Eventually, a speaker asked us if we were able to please take a knee while they read the names of people who have lost their lives.
I did. And while I was down there, head bowed, I listened and again that thick feeling in my chest rose up. I stayed down there until we were instructed to stand. Was it hard on my knees? No. Was it easy? Also, no. But, somehow I thought about the smallness of this gesture compared to what POC have to endure.
I eventually left the rally and crossed the main street. I saw a policeman tucked away in his cruiser. I wonder how many were strategically placed around the park in case some ill intending person started something bad. I smiled at him. He smiled back. No threat. I’m lucky.
On my walk home I thought about all the black students, students of visible minority and indigenous students I have taught in over twenty years. I thought about how I treat them. I wonder if I am sensitive to their needs. I thought about if they ever felt singled out because of how they looked. I wondered if I did a good job in being inclusive. I also thought about how they perceived me and my whiteness.
Then I stepped away from my class lists and thought about my friends. How many people of color are my friends? How many of my friends are married to people of color? How diverse is my social circle? How have I responded to people of color who I know—better yet how do I respond to people of color that I don’t know?
Asking a friend
I have a friend in South Carolina. He’s black. He’s a jolly man with a super easy going way. He loves his garden and he’s a vegan. A gentle soul. I asked him how he was doing, in the thick of things and he replied:
You know, I read your message and had to go take a shower just so I could gather my thoughts. I wish there were more people like you. But truthfully, there’s nothing I can tell you. Words only describe and words only guide your eyes to your emotions. You have to be black. Being is knowing. I can say that I’ve never encountered any face to face racism. Most of mine (I believe) were from not getting the opportunity or chance in some situations. But you move on. See, being black is mostly about moving on. Finding your peaceful place and settling in. I can’t go into it because there are so many layers. The shadow that follows me is that my kids are black, my son, is especially concerning, but also my girls. I’ll be getting old and one day leaving here. Leaving them alone. That’s every black parent’s nightmare that they live every second of their lives.

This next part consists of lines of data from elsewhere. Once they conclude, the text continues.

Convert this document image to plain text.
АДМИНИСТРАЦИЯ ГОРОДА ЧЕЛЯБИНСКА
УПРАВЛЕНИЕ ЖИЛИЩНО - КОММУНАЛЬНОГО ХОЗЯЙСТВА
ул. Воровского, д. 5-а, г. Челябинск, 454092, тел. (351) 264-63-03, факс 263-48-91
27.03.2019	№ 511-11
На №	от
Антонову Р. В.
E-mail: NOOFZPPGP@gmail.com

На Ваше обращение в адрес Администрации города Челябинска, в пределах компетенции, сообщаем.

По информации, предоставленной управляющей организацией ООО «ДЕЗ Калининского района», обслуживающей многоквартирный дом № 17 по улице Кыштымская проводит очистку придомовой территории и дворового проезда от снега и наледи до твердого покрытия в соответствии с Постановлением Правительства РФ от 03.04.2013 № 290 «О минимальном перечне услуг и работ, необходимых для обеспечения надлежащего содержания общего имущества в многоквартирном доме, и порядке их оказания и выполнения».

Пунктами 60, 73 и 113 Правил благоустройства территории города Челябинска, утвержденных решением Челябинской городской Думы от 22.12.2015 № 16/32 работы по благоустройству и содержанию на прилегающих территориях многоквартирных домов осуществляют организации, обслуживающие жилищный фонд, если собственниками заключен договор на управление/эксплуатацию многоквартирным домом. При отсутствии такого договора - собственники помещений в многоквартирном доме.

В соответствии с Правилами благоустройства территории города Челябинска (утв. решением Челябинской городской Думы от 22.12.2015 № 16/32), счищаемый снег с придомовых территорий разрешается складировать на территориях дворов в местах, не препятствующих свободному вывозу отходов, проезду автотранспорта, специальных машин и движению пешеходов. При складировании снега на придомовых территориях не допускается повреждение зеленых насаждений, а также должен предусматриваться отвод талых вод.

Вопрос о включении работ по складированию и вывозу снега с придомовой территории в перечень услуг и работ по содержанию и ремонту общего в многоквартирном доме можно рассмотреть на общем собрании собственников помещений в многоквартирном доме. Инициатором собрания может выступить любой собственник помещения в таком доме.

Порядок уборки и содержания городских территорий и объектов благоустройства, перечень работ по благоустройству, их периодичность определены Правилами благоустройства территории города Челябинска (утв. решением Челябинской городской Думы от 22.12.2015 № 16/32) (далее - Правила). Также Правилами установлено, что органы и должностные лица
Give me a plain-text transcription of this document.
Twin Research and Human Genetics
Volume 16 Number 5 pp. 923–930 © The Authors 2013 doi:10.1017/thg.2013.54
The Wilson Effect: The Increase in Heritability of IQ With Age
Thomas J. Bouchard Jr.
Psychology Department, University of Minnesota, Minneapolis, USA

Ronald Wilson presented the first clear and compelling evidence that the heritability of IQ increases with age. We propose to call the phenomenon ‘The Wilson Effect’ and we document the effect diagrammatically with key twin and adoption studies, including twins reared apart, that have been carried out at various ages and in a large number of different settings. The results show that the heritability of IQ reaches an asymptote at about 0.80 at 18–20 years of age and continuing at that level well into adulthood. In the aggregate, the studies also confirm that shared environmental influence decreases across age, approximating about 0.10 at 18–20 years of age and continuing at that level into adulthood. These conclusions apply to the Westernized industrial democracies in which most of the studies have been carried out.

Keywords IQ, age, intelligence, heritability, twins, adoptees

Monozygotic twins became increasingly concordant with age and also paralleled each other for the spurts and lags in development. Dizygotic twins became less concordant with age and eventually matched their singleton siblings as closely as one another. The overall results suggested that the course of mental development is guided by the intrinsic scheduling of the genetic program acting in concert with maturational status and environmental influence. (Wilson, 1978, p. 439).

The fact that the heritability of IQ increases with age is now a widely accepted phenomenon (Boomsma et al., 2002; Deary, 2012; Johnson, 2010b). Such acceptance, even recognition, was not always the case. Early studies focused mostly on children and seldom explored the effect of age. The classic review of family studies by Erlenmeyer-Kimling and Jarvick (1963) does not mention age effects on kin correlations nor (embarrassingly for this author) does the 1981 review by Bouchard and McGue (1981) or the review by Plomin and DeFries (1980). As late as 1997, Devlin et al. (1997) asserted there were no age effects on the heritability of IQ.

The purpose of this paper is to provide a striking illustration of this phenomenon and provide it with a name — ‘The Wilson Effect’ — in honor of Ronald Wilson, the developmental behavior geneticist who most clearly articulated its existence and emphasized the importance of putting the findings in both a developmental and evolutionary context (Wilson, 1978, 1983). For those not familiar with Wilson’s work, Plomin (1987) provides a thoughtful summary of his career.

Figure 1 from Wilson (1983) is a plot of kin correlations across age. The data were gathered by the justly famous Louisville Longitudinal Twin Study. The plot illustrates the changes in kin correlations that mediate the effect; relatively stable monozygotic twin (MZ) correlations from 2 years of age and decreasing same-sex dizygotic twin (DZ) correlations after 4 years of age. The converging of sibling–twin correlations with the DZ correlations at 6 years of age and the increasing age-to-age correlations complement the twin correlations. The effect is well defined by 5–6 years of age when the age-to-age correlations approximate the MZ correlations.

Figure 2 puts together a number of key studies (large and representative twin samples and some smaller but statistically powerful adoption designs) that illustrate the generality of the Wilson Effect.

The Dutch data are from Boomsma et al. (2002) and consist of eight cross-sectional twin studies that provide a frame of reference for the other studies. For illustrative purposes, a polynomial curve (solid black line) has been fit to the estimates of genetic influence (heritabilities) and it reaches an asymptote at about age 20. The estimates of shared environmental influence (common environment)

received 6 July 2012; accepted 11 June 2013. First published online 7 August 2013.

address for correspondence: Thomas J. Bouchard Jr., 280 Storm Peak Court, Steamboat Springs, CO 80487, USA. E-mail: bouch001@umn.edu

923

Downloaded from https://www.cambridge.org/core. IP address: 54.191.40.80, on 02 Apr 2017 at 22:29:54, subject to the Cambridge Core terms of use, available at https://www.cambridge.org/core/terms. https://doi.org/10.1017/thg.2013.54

So living isn’t just getting an education, finding a dream job, buying a home, getting married, kids. It’s actually trying to live mistake free. There are so many obstacles. I feel like I have to keep my head on a swivel when I leave my peaceful home.
Let those words above sink in: missing opportunities, fear for your children every second of your life, living mistake free. LIVING WITH YOUR HEAD ON A SWIVEL WHEN YOU LEAVE HOME.
I told him I was going to the rally and he said I was the best. But it felt like the smallest thing I could do. He went on to say:
Have you ever seen a black movie set way back in the day, where the husband or the kids leave home and the mom or the wife say “be safe, I’ll be waiting for you, love you” well…that’s part of every day since I can remember. And it’s not because you’re going out to be foolish. It’s because there’s always someone out there that’s foolish because you look different. That’s why you keep your head on a swivel.
He can’t change his skin color, can he? But he did very bravely disclose his experience to his white friend north of the border for some attempt at understanding what it’s like to be in his shoes. I thank him for his very honest and trusting response to my message. I would also like to add that his colour or struggles have never come up, ever, in our dialogues. This is the first time he has said anything because I asked.
Maybe we should ask more often. Maybe we should put it out there: friend, what have you been through?
This road to equality is long but it should be paved with empathy, compassion, justice, understanding and love. I can’t be black but I can be kind.